Maybe it's the effect of spring, but people seem to have gardens on the brain lately, from reviving indigenous vegetable gardens to planting forests for food. Today's Guest writer Jeff McIntire-Strasburg brings another garden story. Jeff is the author and publisher of sustainablog.
Can good gardens make good neighbors? Penn State human ecologist Christopher Uhl thinks so, and hes testing the idea out this Spring. Uhl will be planting a vegetable garden, but not in his own yard; rather, hell grow his crops in the yard of his elderly neighbor, Mrs. Felice, and will share the harvest with her. In this simple arrangement, Uhl sees a model for food production that both addresses some of the most unsustainable elements of our current system, and builds community around one of the most basic human activities: feeding ourselves. He notes:
Here in central Pennsylvania, we have a lot of land in our front yards, backyards, church grounds, school grounds, business parks that could be used for the growing of food.
At present, we spend a good bit of time and money maintaining our largely sterile lawnscapes. Many of us even hire gardeners to care for our grounds. As an alternative, why not allow a young person, anxious to get a start in agriculture but without the means to buy land, to start a neighborhood "farm" by knitting together land parcels in your neighborhood, thereby creating a patchwork farm. Those of you in the suburbs, with half acre and acre lots, could be heroes as you transform your subdivisions into diverse, productive patchwork farms.

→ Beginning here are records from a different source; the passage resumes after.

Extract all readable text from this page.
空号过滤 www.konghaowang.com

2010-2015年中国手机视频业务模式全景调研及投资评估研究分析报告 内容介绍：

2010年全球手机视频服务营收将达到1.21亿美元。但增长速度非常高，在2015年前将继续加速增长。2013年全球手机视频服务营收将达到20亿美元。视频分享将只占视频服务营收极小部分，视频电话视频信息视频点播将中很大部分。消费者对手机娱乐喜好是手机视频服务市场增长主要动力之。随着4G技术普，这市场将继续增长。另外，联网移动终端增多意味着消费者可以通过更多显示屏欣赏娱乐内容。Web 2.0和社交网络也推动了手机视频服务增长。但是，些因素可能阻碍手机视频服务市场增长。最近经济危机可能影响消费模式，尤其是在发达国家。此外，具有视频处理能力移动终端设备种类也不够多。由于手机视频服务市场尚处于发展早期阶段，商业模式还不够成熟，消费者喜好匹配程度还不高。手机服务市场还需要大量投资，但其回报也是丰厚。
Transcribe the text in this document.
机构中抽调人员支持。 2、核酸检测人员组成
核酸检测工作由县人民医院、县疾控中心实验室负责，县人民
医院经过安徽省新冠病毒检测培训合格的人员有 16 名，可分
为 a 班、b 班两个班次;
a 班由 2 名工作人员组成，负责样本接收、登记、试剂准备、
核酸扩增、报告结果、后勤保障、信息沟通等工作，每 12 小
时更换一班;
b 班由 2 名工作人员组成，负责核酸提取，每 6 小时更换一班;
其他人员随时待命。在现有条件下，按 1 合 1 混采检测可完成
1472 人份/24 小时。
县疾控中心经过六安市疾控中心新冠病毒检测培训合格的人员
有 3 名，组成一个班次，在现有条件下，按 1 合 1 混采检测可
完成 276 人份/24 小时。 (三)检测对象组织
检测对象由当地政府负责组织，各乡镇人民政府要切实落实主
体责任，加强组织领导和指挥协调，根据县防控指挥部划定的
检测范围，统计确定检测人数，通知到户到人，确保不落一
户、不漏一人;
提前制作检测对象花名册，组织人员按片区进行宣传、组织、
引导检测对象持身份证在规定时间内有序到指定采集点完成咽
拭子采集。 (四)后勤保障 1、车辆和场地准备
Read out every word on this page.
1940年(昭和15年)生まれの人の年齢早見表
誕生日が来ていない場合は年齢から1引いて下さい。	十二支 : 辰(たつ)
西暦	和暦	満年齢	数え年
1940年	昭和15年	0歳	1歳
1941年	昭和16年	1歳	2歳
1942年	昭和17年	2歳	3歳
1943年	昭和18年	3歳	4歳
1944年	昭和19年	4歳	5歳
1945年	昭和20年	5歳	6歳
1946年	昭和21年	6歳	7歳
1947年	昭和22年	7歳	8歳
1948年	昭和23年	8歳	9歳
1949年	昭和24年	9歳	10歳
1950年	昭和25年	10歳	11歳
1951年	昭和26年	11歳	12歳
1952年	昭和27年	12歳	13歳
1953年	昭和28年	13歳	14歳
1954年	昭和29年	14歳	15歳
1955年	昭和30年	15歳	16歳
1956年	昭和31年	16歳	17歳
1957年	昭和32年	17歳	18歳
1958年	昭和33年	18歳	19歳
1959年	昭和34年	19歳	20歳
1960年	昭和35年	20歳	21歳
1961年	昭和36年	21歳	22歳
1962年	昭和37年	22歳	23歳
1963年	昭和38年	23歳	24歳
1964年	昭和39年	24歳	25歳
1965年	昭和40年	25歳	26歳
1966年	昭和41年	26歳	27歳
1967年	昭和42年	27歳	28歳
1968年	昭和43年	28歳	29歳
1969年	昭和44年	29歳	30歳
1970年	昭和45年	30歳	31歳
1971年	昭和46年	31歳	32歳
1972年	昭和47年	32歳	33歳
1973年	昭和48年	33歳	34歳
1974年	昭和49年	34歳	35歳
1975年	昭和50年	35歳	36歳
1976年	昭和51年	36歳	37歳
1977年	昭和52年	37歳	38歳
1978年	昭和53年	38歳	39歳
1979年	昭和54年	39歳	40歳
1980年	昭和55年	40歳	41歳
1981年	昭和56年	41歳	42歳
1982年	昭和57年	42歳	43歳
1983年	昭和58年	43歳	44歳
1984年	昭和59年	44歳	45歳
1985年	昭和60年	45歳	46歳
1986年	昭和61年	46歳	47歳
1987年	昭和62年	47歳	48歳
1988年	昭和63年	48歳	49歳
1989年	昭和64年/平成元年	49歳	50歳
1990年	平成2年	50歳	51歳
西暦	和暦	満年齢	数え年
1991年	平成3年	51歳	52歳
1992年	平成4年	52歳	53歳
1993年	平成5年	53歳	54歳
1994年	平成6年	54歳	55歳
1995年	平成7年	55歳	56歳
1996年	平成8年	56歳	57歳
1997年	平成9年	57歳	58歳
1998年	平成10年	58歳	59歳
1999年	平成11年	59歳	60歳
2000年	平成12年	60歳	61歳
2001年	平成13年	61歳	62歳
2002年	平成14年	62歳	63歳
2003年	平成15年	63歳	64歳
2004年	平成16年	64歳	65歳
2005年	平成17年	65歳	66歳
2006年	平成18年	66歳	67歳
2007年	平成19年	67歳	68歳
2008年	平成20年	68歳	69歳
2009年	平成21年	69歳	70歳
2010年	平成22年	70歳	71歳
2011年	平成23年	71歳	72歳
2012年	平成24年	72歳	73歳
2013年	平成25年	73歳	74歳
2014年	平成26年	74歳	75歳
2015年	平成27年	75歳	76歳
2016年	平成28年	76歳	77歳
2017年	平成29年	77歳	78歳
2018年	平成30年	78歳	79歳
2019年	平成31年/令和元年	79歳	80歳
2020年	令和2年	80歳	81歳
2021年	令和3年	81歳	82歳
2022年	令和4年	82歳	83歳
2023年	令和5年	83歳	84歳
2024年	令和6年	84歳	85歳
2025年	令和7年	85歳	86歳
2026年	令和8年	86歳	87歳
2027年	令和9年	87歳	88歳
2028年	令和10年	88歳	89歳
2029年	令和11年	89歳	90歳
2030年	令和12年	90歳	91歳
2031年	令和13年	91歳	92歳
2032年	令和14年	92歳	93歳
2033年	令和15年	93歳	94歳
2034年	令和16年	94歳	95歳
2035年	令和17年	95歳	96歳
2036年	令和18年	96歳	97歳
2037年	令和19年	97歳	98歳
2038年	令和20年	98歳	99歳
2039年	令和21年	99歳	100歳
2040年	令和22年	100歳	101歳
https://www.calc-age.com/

Think of the advantages: You'd get fresh veggies, make deeper connections with your neighbors, give your kids the chance to live in the midst of something real and vital, and have the satisfaction of knowing that the surplus food from your land was going to be offered to others through local and regional farmers' markets.
At the turn of the 20th century, the idea of neighbors sharing in a harvest was still relatively normal; early in the 21st, its foreign to most of us in the developed world. CSAs and farmers market do much towards eliminating some of the most ecologically damaging elements of modern agriculture. Uhls concept of patchwork farms provides a framework for not only healing the Earth, but also our fractured neighborhoods and communities.